На следующее утро мы надели новые костюмы. Мой состоял из шелковых чулок, навощенных башмаков, белых кашемировых, до колен достающих, панталонов, синей шелковой жилетки, усеянной блестками, и голубого бархатного сюртука. Жилет был перетянут кушаком, а на голове — треугольная шляпа с плюмажем. Тимофей сказал мне, что я очень хорош в этом наряде, и я, уверенный в справедливости слов его, не опровергал такого лестного мнения. Сам же он был одет в белые турецкие шаровары и красную жилетку с крапинками. Нум и Джумбо были похожи на Тимофея. Флита же имела маленькие турецкие панталоны, синее кисейное платье, вышитое серебром, и сандалии, утканные шелком; волосы ее были заплетены в косы и небрежно спадали по плечам; в этом костюме она походила на маленькую сильфиду. Одежда Мельхиора была совершенно подобна моей; вообще, трудно было найти труппу лучше нашей. Несколько музыкантов были наняты, и афишки разосланы по всему городу, извещающие, что синьор Евгений Велотти с труппой будет иметь честь дать новые представления. Мельхиор нанял большую комнату в нижнем этаже трактира, который во время цветущего состояния города был назначен для собраний. Снаружи, претив окна, была устроена платформа, на которой находились музыканты и куда мы также беспрестанно выходили, чтобы блеснуть своими нарядами и привлечь любопытство народа. Когда музыка переставала гудеть, Мельхиор, я, Тимофей и Филотас начинали разговаривать; после представления Мельхиор объявил, что мы отличились на этом новом поприще. Разговор наш на платформе был очень забавен.

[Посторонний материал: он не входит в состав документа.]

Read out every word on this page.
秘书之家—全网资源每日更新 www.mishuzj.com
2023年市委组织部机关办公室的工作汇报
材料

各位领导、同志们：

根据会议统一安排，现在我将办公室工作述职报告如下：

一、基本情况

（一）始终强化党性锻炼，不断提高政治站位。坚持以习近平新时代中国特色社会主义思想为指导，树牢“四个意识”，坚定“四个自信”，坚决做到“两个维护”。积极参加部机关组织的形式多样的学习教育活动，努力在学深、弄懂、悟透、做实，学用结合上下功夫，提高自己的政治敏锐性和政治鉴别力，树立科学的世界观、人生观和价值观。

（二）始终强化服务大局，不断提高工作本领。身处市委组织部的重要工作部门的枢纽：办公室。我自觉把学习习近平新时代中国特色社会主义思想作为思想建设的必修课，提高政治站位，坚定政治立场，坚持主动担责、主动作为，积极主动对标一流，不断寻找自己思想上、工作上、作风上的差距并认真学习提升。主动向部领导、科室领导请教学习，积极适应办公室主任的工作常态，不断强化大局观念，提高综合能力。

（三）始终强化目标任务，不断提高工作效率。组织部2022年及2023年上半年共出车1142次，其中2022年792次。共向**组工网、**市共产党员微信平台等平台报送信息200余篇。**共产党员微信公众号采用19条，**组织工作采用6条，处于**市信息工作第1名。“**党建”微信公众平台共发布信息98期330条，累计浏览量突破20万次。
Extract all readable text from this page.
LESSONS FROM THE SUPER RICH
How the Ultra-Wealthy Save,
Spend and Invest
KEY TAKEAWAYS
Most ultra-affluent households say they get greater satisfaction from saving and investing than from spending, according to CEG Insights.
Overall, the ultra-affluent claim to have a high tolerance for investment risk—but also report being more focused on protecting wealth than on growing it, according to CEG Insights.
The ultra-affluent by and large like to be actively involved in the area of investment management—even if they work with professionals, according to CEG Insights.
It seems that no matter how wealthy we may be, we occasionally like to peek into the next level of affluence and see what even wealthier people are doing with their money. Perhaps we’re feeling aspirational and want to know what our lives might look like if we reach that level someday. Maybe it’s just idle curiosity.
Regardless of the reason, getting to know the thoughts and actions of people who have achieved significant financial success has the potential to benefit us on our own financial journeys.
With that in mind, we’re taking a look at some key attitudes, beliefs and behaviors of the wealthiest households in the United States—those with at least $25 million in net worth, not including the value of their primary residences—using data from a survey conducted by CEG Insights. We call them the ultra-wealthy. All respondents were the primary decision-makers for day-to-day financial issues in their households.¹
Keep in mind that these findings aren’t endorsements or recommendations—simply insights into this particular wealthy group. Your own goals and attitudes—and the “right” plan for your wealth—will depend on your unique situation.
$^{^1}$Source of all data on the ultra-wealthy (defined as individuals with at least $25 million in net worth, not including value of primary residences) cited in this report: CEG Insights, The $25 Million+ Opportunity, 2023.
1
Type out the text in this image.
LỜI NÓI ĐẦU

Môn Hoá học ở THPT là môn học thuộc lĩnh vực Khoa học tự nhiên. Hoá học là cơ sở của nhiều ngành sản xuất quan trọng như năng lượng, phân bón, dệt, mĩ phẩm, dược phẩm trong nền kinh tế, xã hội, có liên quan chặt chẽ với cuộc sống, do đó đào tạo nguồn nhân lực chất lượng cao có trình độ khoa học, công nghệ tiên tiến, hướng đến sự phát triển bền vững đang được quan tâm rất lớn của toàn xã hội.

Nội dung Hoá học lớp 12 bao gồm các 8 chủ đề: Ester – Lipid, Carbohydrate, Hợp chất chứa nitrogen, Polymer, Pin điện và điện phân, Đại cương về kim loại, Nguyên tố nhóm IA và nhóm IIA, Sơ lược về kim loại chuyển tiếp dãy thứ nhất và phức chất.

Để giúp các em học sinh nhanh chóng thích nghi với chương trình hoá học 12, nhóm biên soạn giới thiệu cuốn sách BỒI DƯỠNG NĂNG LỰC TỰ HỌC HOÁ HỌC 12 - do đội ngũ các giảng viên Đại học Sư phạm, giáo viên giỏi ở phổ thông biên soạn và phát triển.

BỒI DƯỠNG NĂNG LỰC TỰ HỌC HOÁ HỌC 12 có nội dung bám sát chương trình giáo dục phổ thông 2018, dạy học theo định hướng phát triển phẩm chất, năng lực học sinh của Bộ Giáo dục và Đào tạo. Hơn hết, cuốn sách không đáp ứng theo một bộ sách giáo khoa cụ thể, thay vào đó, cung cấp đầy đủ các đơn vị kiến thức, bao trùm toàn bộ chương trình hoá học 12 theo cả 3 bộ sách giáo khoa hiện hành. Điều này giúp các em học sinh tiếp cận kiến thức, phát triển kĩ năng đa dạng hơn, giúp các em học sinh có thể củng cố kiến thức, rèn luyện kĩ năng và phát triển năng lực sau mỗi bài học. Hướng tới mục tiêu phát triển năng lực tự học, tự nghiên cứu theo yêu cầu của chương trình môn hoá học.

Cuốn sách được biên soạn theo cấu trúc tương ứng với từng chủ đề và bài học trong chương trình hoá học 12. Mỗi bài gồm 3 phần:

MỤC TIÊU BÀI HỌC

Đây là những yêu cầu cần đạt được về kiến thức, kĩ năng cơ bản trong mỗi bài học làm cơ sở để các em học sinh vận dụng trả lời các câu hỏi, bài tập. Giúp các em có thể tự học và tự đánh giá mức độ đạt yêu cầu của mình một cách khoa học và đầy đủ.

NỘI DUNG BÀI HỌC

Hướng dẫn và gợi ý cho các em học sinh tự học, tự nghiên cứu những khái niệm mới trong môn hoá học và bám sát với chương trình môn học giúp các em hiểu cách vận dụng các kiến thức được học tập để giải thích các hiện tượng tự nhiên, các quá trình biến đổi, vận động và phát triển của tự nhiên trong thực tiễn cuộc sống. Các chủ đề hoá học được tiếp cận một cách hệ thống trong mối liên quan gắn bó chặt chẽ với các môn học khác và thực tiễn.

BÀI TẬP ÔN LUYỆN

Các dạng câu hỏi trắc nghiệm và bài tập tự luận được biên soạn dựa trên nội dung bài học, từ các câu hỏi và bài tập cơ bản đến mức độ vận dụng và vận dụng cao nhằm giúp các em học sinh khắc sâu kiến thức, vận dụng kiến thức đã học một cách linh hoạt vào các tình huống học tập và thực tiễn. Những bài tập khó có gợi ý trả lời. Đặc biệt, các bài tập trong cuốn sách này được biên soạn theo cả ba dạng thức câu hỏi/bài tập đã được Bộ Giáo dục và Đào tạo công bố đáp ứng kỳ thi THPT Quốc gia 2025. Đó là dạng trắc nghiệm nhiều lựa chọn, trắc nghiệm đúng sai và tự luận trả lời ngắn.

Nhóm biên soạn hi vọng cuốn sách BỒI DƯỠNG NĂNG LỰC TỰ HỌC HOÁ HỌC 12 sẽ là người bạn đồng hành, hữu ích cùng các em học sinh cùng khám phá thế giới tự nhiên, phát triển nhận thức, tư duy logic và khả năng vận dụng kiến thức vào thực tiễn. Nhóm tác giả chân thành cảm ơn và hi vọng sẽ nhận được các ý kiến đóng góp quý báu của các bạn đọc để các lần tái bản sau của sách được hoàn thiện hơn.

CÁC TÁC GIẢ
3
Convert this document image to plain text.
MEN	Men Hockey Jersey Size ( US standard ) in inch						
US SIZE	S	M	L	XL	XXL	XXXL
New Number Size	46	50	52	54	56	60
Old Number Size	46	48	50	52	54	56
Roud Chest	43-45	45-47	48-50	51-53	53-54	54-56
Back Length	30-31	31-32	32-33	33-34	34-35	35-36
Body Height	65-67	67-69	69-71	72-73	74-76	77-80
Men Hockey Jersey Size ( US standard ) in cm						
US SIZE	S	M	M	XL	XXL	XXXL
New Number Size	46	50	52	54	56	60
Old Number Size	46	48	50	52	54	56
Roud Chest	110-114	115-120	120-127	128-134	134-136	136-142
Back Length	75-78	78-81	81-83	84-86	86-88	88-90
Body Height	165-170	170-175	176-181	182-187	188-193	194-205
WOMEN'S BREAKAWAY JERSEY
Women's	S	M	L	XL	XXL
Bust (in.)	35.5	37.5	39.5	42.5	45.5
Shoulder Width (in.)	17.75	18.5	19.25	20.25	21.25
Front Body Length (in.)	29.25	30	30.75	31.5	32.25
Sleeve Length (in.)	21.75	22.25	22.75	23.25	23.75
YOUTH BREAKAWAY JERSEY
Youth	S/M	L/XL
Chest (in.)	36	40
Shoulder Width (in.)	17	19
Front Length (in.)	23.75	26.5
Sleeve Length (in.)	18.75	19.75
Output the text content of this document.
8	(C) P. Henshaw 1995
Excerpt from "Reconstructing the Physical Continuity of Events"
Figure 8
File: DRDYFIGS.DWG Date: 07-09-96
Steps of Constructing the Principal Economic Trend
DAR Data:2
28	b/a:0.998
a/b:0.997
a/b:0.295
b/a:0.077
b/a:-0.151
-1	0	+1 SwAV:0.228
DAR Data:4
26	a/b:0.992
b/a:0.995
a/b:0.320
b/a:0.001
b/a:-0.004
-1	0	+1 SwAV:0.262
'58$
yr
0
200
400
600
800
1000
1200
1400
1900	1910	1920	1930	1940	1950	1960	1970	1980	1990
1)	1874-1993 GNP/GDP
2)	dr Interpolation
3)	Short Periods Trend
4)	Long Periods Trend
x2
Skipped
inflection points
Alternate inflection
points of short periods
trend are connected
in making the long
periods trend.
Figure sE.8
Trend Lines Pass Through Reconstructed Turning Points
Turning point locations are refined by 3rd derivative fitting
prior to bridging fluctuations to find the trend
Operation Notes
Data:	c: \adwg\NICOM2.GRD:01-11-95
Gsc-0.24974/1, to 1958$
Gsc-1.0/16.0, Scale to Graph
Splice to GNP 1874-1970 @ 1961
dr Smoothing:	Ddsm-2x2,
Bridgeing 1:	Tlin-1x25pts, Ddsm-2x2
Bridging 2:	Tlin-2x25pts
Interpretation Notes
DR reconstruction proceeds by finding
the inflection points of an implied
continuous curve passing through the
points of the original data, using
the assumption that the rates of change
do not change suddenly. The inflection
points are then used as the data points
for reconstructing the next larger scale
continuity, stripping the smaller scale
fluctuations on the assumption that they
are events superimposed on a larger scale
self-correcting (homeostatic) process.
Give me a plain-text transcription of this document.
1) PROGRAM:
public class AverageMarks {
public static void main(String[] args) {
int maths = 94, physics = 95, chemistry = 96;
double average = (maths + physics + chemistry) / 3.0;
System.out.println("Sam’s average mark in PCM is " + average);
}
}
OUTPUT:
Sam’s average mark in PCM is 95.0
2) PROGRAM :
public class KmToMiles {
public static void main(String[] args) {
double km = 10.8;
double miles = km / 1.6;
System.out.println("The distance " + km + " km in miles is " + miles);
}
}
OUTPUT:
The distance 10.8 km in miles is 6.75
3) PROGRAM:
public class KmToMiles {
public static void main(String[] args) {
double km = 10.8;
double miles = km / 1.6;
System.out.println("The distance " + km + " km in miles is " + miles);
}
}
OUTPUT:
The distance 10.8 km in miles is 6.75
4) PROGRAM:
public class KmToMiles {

— Сделайте одолжение, мистер Филотас, скажите нам, сколько здесь присутствующих? — говорил Мельхиор Нуму повелительным голосом.
— Не знаю, — ответил Нум, смотря обыкновенно вверх с глупым выражением своего лица.
— Ха-ха-ха! — заливалась толпа, услышав глупый ответ Нума.
— Извините его, господа, он дурак! — объявлял Мельхиор, глядя в глаза зрителям.
— Ну, если он не может этого определить, то скажите вы мне, мистер Дионисиус, — говорил я, адресуясь к Тимофею.
— Вы спрашиваете, сударь, как велико число присутствующих, но в точности ли вы хотите знать количество их?
— Да, в точности, и сейчас же.
— Как, и не считая их?
— Да, милостивый государь, не считая.
— Если так, сударь, я скажу вам безошибочно, что здесь их вдвое больше половины.
— Ха-ха-ха! — раздалось опять из толпы.
— Этого недостаточно. Сколько людей в этой половине?
— Сколько в половине? Да знаете ли вы сами это?
— Ха-ха-ха!
— Ну-ка, сэр, — продолжал Мельхиор, обращаясь опять к Филотасу, — вы, может быть, скажете мне, сколько мужчин и дам сделают нам честь своим посещением?
— А сколько, сударь?
— Да, милостивый государь, сколько?
— Право, не знаю, — отвечал заплаканный Нум после некоторого молчания.
— Утвердительно можно сказать, что нет на свете никого глупее вас, сударь, — сказал ему Мельхиор.
— Чудо, как он представляет дурака, — одобряла публика. — Что за глупое лицо он делает, — прелесть.
— Может быть, этот вопрос решите вы, мистер Дионисиус? — говорю я Тимофею.
— Да, сударь, и очень легко, и очень точно.
— Извольте же сказать!
— Во-первых, все хорошенькие женщины будут у нас, а дурные останутся дома. Во-вторых, все мужчины, имеющие деньги, также посетят нас, а не имеющие их, бедняки, должны остаться на улице.
— Теперь, сэр, кланяйтесь дамам.
— А как, очень низко или нет?
— Да, очень низко.
Тимофей нагнулся до земли и, перекувырнувшись, стал на руках.
— Это для вас, сударь, я так низко поклонился, что перевернулся наизнанку.
— Ха-ха-ха! Чудесно! — слышалось из толпы.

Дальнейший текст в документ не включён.